On this day, the four divers had a perfect day with clear conditions under the water for a dive to the barges and “all four of us surfaced together,” Fenner noted.
Fenner has written an interesting detailed piece on the diving scene in Chemainus for the benefit of tourists and information many locals might not know. You can read that in the 2023 Courier Visitor Guide.
As for the barges, “it’s how they’ve deteriorated, it’s made a wonderful dive site,” said Fenner.
As for the plane reef, “I wouldn’t recommend for anybody if you aren’t fit and trained,” she indicated.
You also need a boat to access the plane reef site because it’s too far from shore.
Fenner, 63, had lived all over B.C. before coming to Chemainus from Penticton in 2005. She met Bell at a dive site in 2011 and they’ve been together ever since.
Fenner had always wanted to dive but didn’t start until she was in her 30s.
“My kids were finally at an age I thought it was OK to do something with a risk factor,” she said. “I learned in the Okanagan, but there wasn’t much to see.”
After being in Chemainus about a year, she was already living here to see the plane go down.
Bell got into diving because of his younger sister Bremner, now 61, and Fenner’s sister-in-law.
Bremner grew up in Calgary and has been on the Island since the age of 16. She started diving 20 years ago and her daughter got her into it.
“We did our own class together,” Bremner pointed out.

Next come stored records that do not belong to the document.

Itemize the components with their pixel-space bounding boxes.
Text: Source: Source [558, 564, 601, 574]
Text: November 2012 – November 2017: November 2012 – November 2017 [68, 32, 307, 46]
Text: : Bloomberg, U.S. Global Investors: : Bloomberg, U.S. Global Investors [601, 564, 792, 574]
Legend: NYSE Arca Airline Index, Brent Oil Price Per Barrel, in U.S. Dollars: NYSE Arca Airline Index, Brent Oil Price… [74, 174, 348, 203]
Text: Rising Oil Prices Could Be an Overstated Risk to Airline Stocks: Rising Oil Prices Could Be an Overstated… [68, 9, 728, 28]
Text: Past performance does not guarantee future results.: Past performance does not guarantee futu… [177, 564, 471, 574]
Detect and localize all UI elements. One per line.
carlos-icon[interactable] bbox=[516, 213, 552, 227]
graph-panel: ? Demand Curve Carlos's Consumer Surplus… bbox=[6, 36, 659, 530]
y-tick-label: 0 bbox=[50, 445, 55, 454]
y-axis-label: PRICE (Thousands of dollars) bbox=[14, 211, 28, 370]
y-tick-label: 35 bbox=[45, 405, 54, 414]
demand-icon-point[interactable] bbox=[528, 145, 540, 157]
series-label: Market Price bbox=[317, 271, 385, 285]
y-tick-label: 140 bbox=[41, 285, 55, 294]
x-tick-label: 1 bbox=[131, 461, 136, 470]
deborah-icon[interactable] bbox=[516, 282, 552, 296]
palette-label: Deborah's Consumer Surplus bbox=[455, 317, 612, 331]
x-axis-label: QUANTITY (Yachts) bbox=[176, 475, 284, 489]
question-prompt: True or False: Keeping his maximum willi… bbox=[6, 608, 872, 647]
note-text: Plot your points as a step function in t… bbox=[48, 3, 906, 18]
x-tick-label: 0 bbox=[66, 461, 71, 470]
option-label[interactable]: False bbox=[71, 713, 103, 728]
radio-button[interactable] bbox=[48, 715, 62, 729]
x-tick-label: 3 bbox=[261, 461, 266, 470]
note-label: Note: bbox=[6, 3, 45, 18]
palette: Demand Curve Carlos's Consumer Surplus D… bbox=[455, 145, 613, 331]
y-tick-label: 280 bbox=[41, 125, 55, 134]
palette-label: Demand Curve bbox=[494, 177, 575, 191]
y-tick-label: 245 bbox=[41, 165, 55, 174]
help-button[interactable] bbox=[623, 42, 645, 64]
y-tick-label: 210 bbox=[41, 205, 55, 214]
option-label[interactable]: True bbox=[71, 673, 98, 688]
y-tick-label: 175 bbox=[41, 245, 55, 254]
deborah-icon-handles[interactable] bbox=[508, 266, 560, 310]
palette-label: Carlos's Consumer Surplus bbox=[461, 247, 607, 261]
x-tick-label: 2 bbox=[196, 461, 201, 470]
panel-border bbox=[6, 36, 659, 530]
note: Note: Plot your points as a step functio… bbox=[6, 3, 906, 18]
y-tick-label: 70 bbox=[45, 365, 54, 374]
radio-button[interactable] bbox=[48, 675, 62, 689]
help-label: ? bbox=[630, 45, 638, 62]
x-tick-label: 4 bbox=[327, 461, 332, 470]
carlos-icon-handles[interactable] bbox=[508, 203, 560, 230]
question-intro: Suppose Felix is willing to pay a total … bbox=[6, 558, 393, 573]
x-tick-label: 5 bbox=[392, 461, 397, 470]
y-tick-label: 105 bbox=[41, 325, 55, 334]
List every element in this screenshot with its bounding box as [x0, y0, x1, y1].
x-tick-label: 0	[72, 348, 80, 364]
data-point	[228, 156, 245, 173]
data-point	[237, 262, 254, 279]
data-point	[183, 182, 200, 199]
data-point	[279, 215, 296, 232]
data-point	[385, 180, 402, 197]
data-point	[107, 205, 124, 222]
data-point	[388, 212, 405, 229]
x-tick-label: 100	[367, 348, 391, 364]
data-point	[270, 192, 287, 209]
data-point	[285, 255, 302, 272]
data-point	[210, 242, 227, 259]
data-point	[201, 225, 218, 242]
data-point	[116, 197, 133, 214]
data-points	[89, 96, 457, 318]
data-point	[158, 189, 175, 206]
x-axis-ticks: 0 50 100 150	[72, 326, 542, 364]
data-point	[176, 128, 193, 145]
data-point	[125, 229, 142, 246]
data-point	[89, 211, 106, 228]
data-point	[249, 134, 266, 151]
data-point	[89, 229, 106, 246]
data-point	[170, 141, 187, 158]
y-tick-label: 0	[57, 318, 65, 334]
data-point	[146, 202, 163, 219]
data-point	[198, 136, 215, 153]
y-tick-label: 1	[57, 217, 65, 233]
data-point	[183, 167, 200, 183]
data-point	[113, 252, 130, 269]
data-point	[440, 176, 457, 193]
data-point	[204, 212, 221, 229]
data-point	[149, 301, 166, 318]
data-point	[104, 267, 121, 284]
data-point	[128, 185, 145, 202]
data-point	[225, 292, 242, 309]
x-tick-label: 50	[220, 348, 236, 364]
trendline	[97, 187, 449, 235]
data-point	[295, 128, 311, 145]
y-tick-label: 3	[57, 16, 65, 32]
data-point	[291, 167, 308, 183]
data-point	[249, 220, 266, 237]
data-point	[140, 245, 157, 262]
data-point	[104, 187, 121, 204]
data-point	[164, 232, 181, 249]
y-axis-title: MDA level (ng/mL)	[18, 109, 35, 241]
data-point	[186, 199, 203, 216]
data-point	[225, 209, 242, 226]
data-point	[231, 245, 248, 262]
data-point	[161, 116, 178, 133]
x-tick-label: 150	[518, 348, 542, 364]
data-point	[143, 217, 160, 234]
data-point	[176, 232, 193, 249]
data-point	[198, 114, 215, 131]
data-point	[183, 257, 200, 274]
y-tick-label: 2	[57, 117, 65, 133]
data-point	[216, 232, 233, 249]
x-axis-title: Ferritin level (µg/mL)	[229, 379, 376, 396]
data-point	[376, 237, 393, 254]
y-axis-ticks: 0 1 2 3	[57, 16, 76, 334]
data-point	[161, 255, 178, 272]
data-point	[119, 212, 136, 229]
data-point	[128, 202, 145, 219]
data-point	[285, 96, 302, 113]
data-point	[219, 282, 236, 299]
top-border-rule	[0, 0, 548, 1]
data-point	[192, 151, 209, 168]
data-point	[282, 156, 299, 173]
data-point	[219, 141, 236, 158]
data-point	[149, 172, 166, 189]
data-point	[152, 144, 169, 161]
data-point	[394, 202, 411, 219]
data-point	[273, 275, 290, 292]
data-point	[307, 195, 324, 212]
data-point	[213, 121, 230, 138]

She now makes extensive diving adventures a frequent part of her life, including regular caving expeditions to Mexico with her partner, Smith. They’ll be going there again in November.
Smith, 60, saw a lot of cave diving during his time in the United Kingdom and finally took up scuba diving in 2012.
“I always wanted to do it,” he said. “I stayed away from it. When I got to 50, I thought, ‘I’m going to do it.’”
Smith has his own YouTube channel that you can check out at The Dive Smith. Among his many videos is one of the Boeing 737 in Chemainus.
Biffard, 63, grew up in Kelowna and diving has always been a focal point since he first got together with wife Bev in the mid-1970s.
“We both learned how to dive in Okanagan Lake,” he pointed out.
Biffard’s interest in diving came from an inspirational source. “Jacques Cousteau,” he said.
Cousteau actually visited the Island in the 1970s and returned another time years later for what Biffard said he described as some of the best temperate diving to be found anywhere.
There were also many active diving clubs in the 1970s and ’80s, Biffard pointed out.
For all the members of this informal club of its own of family and friends, there’s nothing quite like diving.
“Once you’ve become an experienced diver, you calm down,” said Biffard. “Fish come down right beside you. It’s an encounter with nature you can’t get on land at all.”
“It’s nice there’s diverse sites to go to and there’s diverse life and it changes all the time,” summed up Fenner. “It’s almost like you become friends with some fish.”